The FBI arrested Keegan, 67, in Mexico March 1. He has pleaded not guilty.

San Francisco prosecutors learned of the church payments more than a month after Keegan's indictment.

"We were very surprised and requested that the sustenance be terminated," said Elliot Beckelman, assistant district attorney.

"It saddened me and made me angry . . . that he was allowed to receive this much money. What was the archdiocese thinking? Where is their loyalty, where is their sense of what is proper?"

At the same time that prosecutors urged payments be stopped, archdiocese consultants made the same recommendation, Healy said.

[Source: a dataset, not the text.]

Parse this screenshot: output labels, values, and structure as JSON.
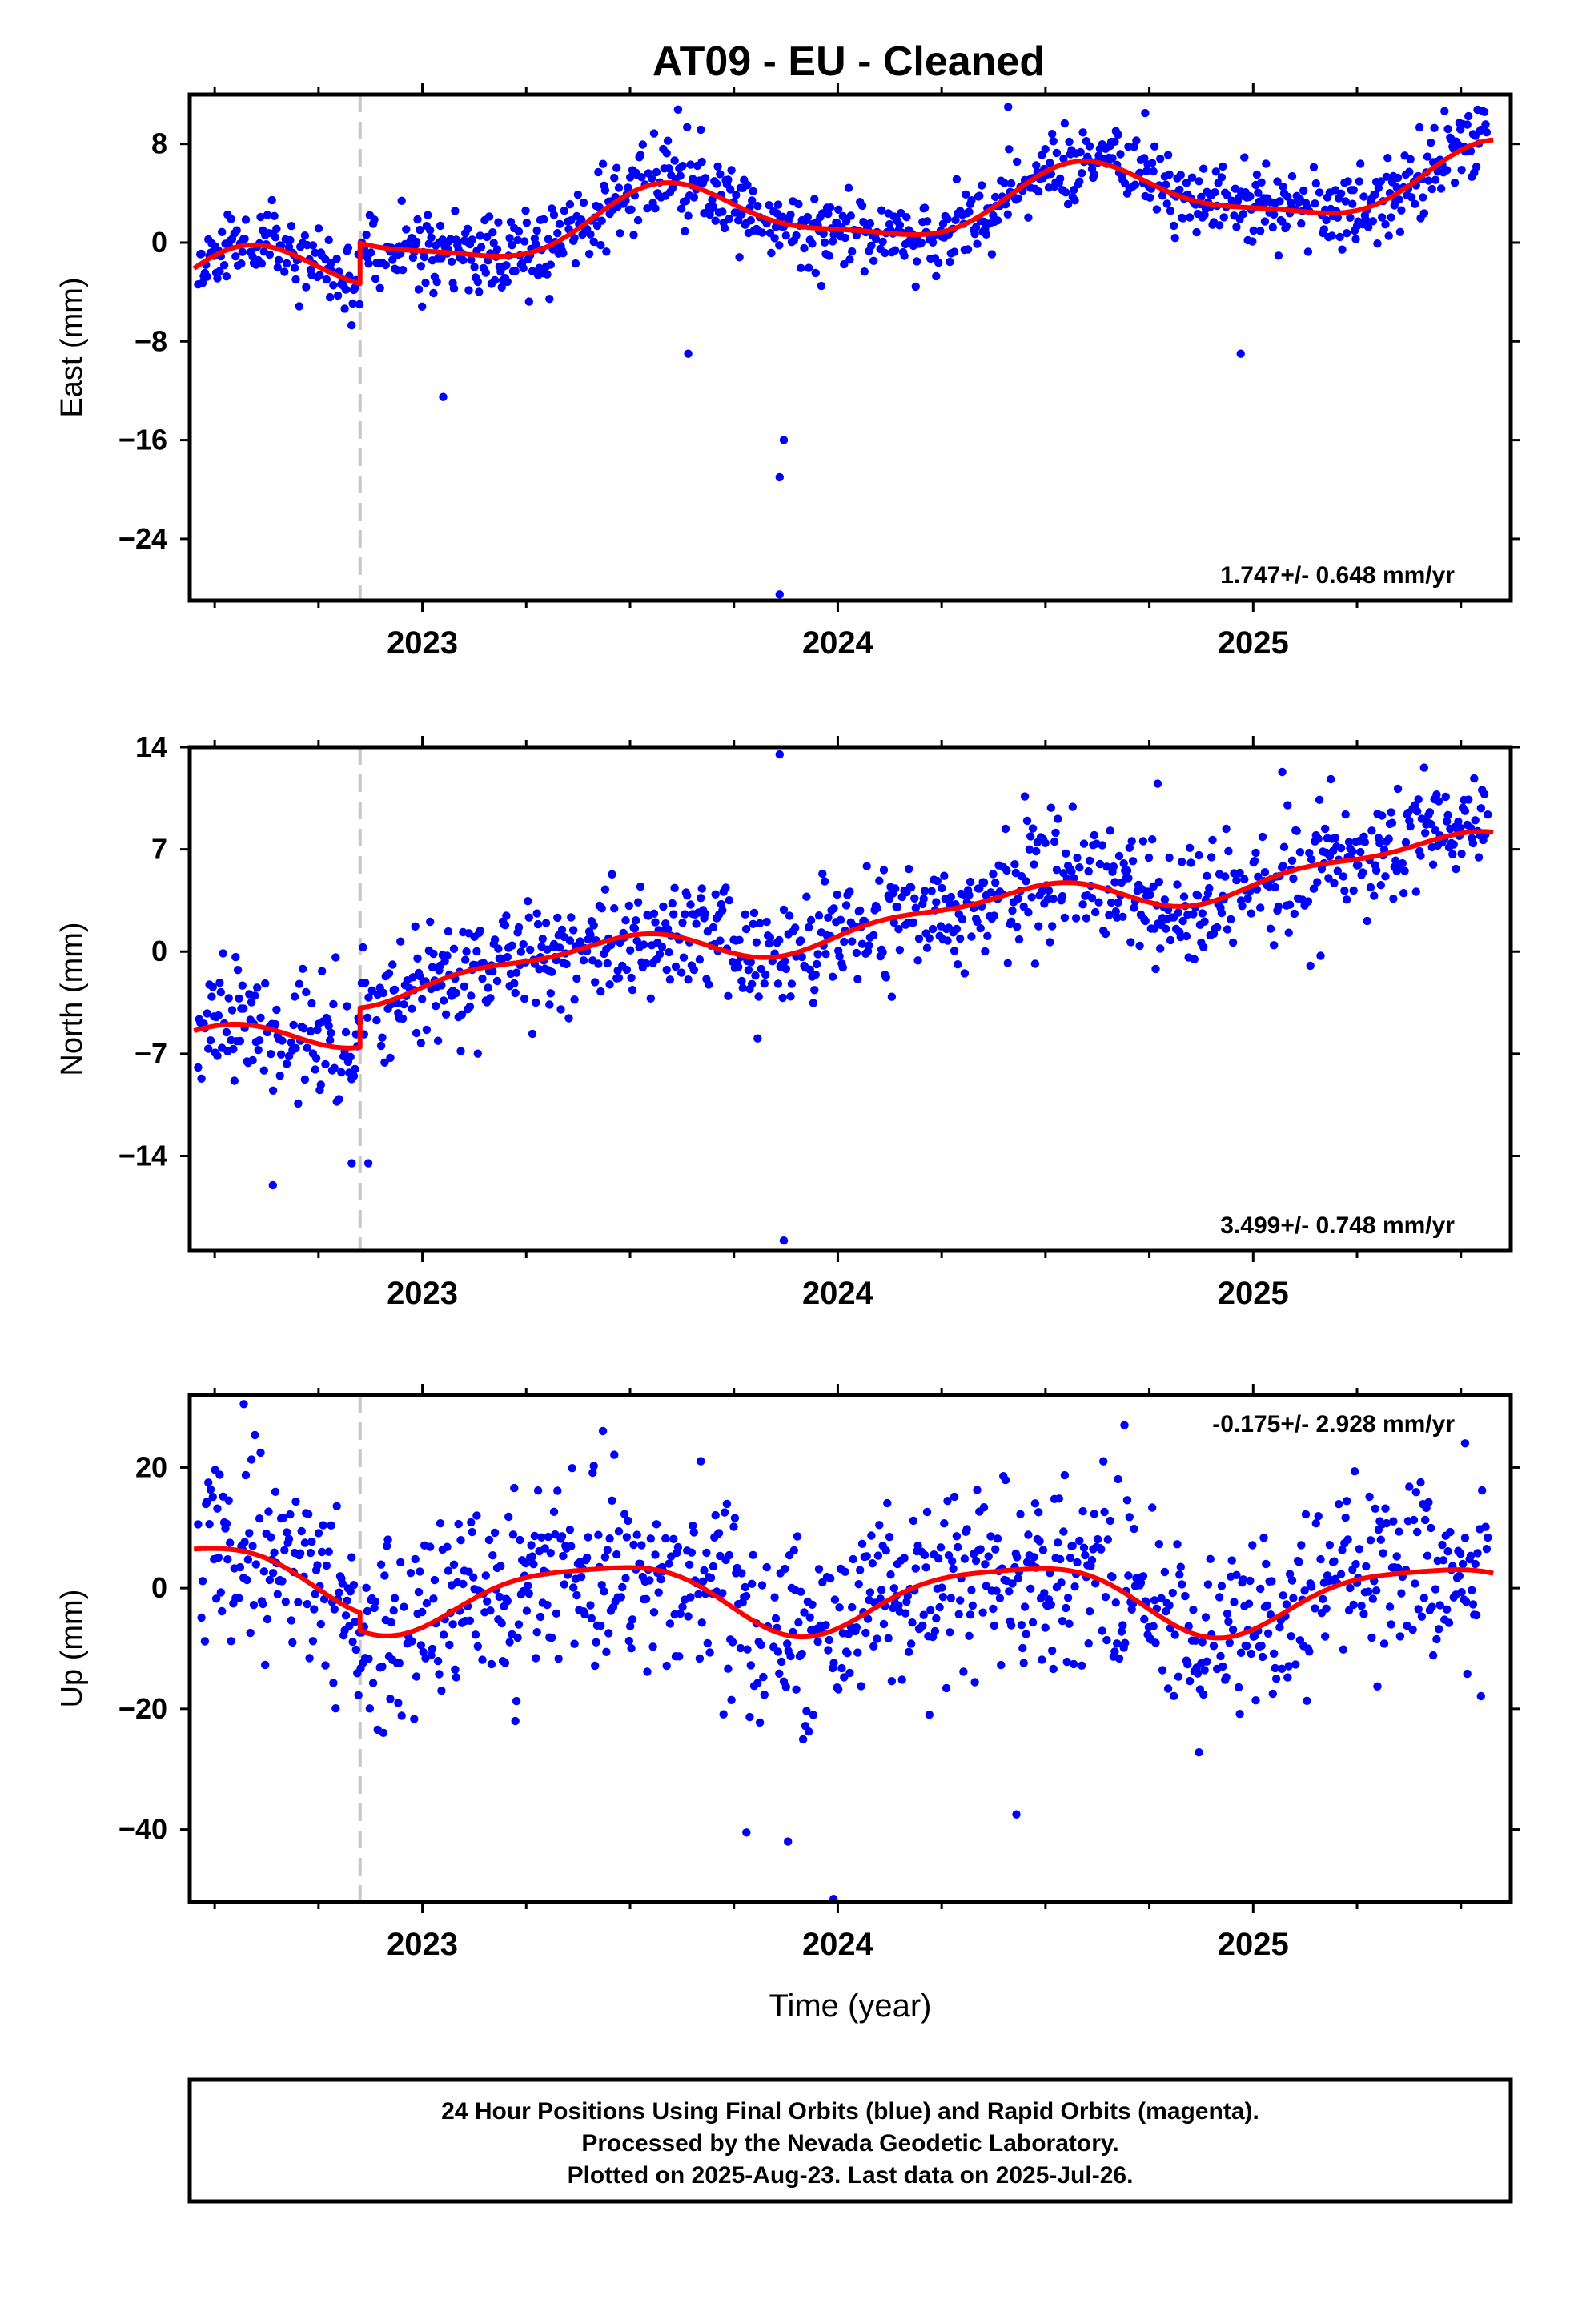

"The judgment was made that the payments could be stopped," he said, and they did in October.

The archdiocese has petitioned the Vatican to formally dismiss Keegan as a priest.

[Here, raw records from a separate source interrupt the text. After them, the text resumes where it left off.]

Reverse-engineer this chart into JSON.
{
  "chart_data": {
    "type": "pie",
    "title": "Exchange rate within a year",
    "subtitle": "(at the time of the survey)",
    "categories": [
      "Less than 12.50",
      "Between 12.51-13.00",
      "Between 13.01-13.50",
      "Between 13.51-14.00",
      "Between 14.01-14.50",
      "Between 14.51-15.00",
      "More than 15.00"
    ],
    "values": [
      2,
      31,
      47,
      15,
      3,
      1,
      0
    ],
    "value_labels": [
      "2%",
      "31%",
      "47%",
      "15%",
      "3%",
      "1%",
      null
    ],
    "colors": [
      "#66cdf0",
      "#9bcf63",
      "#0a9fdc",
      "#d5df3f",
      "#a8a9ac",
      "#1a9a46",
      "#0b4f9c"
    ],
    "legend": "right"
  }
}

Ordained in 1962, Keegan served at St. Cecilia Church, Church of the Epiphany, St. Vincent de Paul, as chaplain at Mary's Help Hospital and in the Santa Rosa diocese.

In 1982, after years of complaints about alleged molestations, Keegan was suspended from priestly duties.

The archdiocese has paid $2.4 million in attorney fees, legal settlements and victims' therapy related to Keegan.

In January, a lawsuit against Keegan and Archbishop William J. Levada was filed in San Francisco Superior Court by Stephen Garibaldi, the other alleged victim in the indictment.

Garibaldi said in the suit that in 1965, when he was 14, he was molested by Keegan. Keegan would ply him with alcohol and cigarettes and wrestle with him, and he'd spend the night in the priest's rectory room.

"This is the most shameful episode involving the archdiocese," said Michael Meadows, a Walnut Creek attorney representing Garibaldi. "They had received reports involving his conduct with young boys going back to 1965. And the only response was to transfer him from parish to parish."